Callie slid the empty box back into its slot, then went to the outer room to meet Victoria's lawyer, Gary Merritt, who'd greased the legal wheels to gain her access to the box. Victoria was out of the hospital, wan, but as sharp and in control as ever. She'd insisted on Callie using Gary, and Callie had been grateful for the help.

William Lister was waiting with Gary. Callie kept the pictures, jump drive, and pa.s.sports, then handed over the bag of money. "You're sure?" William asked. He was looking worse for wear himself.

"I'm sure. I think Jonathan spent some of it looking for Teresa, but most of it is there."

Gary Merritt cleared his throat and reminded her again, "As his wife, it's rightfully yours."

She shook her head and headed outside into bright LA sunshine. A lot of people had thought somebody else's money was rightfully theirs, whether it was or not, and all it had gotten them was misery and death.

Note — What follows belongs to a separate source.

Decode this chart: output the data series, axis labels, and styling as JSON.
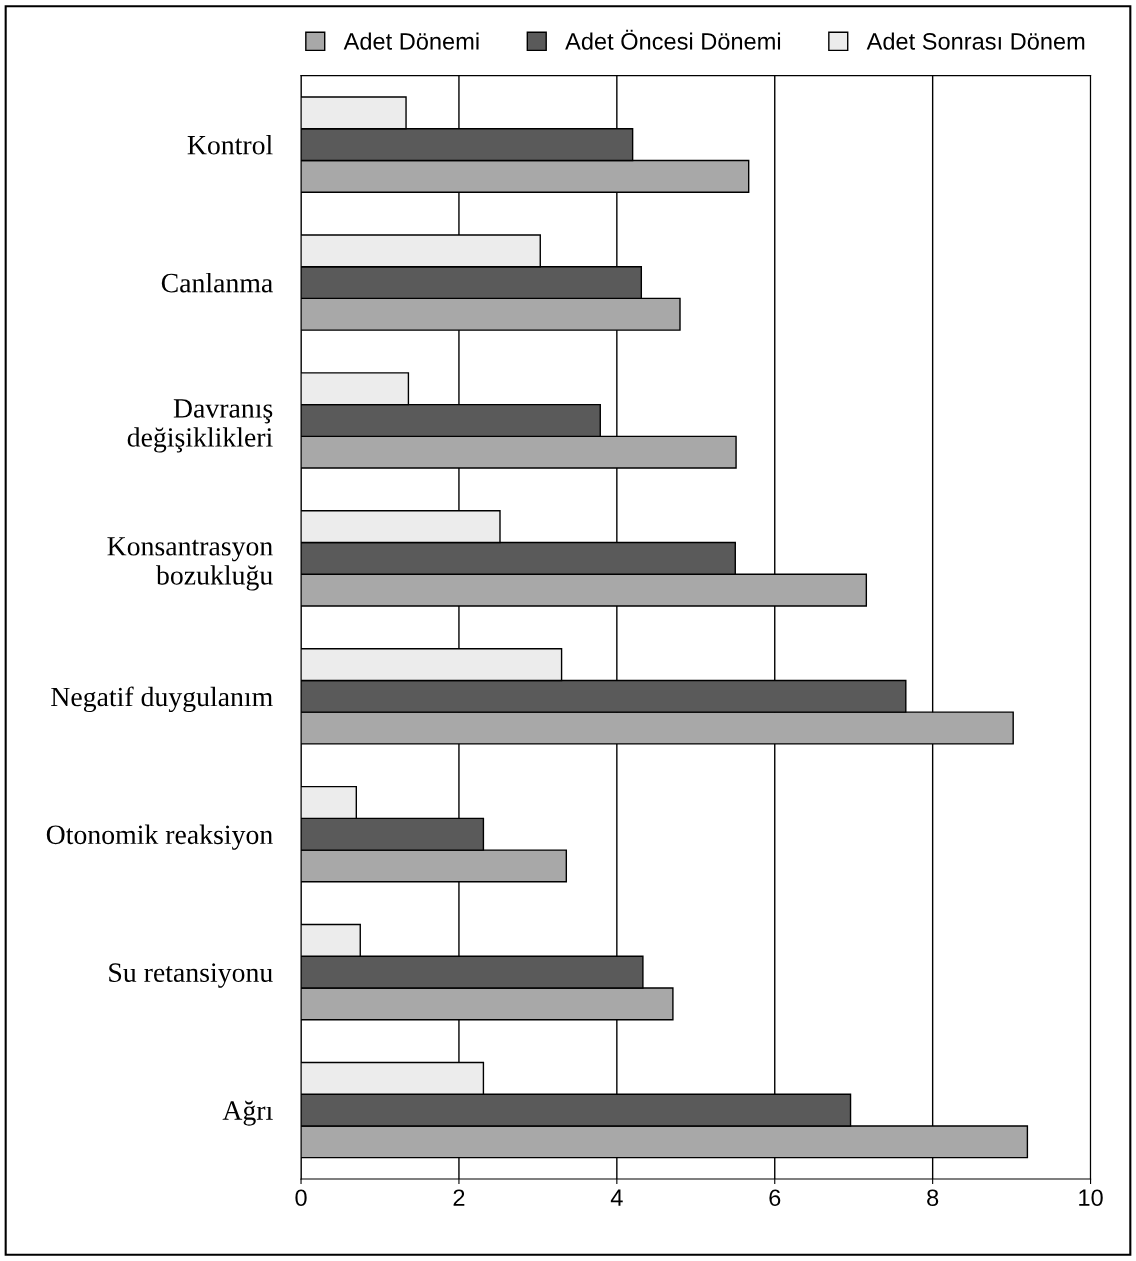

West was leaning against his Explorer, which was parked at the curb. The back door was open and she could see Tucker inside, his skinny legs swinging to the sound of something he was listening to inside a pair of headphones.

"You good?" West said.

"I'm excellent."

"I'd have to agree."

They'd moved into his apartment together and were looking for a new place as a family of three. Victoria hadn't liked having Tucker outside of her control but had let it happen.